The goal also reframed how people could participate. Rather than emphasizing the size of a gift, the campaign emphasized the value of each individual donor. Every person counted toward the total.

That structure can be especially effective during a giving day, where organizations are competing for attention and trying to create urgency quickly. Supporters do not need to make a major gift to help the campaign succeed. They simply need to participate.

The number itself likely added to the appeal. Whether supporters connected it to the campaign name, local identity, or simply the satisfaction of helping the organization reach a specific target, the goal becomes more tangible than a broad fundraising total.

Foster Forward paired this with direct outreach from youth volunteers, who called past donors both before and after the campaign. The calls were not just about making an ask. They were also about reconnecting, thanking people, and encouraging continued support.

That volunteer structure is worth noting on its own. Using young people connected to the organization to make those calls makes the outreach feel more personal and more directly tied to the mission.

The campaign ultimately raised $218,060 against a $200,000 goal and closed with 451 donors, exceeding its original donor target by 50 people.

Why It Matters
Many nonprofits approach fundraising goals in a way that unintentionally reinforces the idea that larger gifts matter more. Campaigns built around dollar totals can create pressure, particularly during giving days when supporters are seeing many organizations ask for support at the same time.

What stands out here is not only that Foster Forward used a donor count instead of a dollar amount. It is that the organization made the act of giving feel more accessible.

A supporter who cannot give $100 may still feel motivated to give $10 if the campaign is talking about number of donors rather than total dollars raised. The goal becomes less about whether a gift is “big enough” and more about whether someone wants to help move the organization one step closer to its target.

Donor counts also create a different kind of momentum. People can quickly understand what it means to help move an organization from 312 donors to 313. That kind of visible progress can be easier to picture and easier to rally around than a large fundraising total.

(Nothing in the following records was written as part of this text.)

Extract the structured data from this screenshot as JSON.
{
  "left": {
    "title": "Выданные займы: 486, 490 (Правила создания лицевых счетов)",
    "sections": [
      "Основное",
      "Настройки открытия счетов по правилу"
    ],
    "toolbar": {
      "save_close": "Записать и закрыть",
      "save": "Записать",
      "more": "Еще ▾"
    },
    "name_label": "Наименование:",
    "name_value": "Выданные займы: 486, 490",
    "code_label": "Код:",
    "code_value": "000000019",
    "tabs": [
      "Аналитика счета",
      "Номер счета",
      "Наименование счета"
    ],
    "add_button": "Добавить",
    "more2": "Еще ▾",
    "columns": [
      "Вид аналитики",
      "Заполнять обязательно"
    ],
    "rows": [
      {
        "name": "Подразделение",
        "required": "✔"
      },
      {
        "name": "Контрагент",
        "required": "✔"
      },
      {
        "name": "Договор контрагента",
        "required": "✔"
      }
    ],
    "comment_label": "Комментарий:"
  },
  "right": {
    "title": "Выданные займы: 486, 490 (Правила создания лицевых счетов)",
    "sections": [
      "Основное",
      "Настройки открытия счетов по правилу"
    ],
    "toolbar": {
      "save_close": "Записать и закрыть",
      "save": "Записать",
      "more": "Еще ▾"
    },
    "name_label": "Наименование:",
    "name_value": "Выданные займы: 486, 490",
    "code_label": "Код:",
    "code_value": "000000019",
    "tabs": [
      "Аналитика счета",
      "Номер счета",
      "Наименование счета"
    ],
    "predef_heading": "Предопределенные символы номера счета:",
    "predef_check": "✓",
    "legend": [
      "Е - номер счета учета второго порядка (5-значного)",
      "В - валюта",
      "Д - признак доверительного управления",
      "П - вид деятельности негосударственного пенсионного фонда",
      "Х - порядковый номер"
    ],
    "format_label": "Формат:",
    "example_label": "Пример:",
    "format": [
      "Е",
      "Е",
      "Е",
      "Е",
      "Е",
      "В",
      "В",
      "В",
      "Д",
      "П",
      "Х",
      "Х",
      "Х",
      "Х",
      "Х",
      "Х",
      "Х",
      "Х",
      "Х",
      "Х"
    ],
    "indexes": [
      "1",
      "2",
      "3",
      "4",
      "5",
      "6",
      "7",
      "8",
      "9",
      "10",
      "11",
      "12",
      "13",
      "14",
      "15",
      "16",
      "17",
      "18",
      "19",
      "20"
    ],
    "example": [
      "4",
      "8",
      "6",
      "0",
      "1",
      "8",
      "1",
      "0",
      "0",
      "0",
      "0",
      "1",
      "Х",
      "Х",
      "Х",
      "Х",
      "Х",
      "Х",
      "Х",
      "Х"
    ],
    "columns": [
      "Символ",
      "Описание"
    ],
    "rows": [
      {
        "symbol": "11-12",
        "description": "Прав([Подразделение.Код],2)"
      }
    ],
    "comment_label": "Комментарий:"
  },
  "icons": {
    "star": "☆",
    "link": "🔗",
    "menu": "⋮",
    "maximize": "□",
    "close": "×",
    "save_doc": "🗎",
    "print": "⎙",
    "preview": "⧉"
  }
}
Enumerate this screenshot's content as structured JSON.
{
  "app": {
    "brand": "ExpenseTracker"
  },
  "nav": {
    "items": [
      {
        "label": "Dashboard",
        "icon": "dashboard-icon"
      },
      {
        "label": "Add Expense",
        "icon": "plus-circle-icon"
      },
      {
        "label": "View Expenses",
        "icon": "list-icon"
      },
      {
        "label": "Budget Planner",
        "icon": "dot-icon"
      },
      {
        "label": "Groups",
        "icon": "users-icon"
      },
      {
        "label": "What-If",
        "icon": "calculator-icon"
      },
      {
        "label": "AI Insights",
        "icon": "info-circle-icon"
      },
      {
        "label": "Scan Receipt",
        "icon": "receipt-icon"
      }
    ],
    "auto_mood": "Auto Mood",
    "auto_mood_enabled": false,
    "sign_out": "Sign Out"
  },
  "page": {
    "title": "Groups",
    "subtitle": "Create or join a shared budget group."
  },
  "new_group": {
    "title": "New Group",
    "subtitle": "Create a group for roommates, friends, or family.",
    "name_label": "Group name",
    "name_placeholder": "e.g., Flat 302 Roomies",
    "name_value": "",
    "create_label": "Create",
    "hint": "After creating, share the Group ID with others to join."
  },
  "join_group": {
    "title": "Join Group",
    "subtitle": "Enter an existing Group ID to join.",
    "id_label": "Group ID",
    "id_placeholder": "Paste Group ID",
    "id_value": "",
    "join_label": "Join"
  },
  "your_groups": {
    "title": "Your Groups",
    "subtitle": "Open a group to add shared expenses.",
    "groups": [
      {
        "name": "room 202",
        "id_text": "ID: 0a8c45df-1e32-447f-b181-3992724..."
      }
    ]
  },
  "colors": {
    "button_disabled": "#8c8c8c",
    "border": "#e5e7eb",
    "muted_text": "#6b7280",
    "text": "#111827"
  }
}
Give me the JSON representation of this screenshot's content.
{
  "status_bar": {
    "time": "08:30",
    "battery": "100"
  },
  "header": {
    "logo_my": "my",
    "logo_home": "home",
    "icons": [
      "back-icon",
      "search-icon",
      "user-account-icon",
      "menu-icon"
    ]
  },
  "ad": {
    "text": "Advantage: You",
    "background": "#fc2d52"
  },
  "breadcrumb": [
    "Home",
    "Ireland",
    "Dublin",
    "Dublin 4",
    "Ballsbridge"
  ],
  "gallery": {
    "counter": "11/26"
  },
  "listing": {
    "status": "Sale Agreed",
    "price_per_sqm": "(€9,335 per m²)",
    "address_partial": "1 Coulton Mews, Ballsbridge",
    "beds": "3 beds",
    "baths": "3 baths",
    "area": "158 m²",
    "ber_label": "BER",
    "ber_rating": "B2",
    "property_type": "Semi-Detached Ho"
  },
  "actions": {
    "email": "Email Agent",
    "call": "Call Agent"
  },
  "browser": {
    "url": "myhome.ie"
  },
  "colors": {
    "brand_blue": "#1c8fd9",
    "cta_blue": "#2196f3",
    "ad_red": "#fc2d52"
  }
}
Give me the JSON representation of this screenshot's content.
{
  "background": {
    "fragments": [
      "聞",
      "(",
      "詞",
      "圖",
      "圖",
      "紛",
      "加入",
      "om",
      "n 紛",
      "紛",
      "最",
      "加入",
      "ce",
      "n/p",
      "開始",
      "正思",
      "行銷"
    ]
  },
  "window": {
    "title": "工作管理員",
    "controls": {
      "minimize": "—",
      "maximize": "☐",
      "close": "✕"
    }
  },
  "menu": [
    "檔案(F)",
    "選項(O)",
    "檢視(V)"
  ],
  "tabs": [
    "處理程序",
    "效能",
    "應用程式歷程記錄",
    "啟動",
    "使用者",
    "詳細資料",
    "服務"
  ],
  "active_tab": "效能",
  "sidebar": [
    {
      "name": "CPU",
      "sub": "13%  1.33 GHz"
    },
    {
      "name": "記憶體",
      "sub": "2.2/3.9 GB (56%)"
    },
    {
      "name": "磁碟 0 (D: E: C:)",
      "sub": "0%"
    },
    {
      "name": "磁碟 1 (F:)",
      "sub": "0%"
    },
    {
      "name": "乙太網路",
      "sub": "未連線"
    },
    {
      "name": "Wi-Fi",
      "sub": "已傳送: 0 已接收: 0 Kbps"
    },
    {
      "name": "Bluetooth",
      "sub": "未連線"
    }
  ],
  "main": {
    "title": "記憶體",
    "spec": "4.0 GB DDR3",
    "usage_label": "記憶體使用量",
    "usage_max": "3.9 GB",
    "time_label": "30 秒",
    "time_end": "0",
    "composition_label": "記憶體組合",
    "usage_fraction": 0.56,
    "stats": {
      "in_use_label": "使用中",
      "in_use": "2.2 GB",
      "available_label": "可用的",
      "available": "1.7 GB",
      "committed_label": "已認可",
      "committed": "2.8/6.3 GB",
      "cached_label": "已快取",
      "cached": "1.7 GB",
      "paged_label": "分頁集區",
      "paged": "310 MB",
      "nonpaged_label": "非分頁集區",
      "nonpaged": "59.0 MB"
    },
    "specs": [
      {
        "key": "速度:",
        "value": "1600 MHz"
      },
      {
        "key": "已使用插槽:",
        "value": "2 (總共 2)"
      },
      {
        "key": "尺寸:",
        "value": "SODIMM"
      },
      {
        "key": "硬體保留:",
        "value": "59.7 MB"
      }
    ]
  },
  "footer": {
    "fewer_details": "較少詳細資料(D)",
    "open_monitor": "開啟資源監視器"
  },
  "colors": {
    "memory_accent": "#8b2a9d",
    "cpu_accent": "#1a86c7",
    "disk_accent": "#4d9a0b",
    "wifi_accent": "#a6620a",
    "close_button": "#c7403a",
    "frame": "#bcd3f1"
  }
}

For giving days in particular, where urgency and broad participation are often more important than major gifts alone, a donor count goal may be a stronger tool than a dollar amount.

Why This Works

  • A donor count goal lowers the pressure around gift size.

  • Every donor feels equally important because every person helps move the number forward.

  • The number 401 is memorable because it directly reflects the campaign name itself. 401 is both a reference to the state and a nod to April 1, or 4/01, which is when the campaign traditionally takes place.

  • Participation-based goals can create stronger urgency because supporters can easily picture how close the organization is to the target.

  • A specific donor goal can encourage people to give who might otherwise assume their gift is too small to matter.

  • Youth-led outreach makes the campaign feel more personal and mission-connected.

What I’m Watching
Whether more nonprofits begin using donor count goals during giving days, particularly when the number has some larger meaning tied to the campaign, local identity, milestone, or community. This feels especially relevant for organizations looking to broaden participation rather than rely on a small number of larger gifts.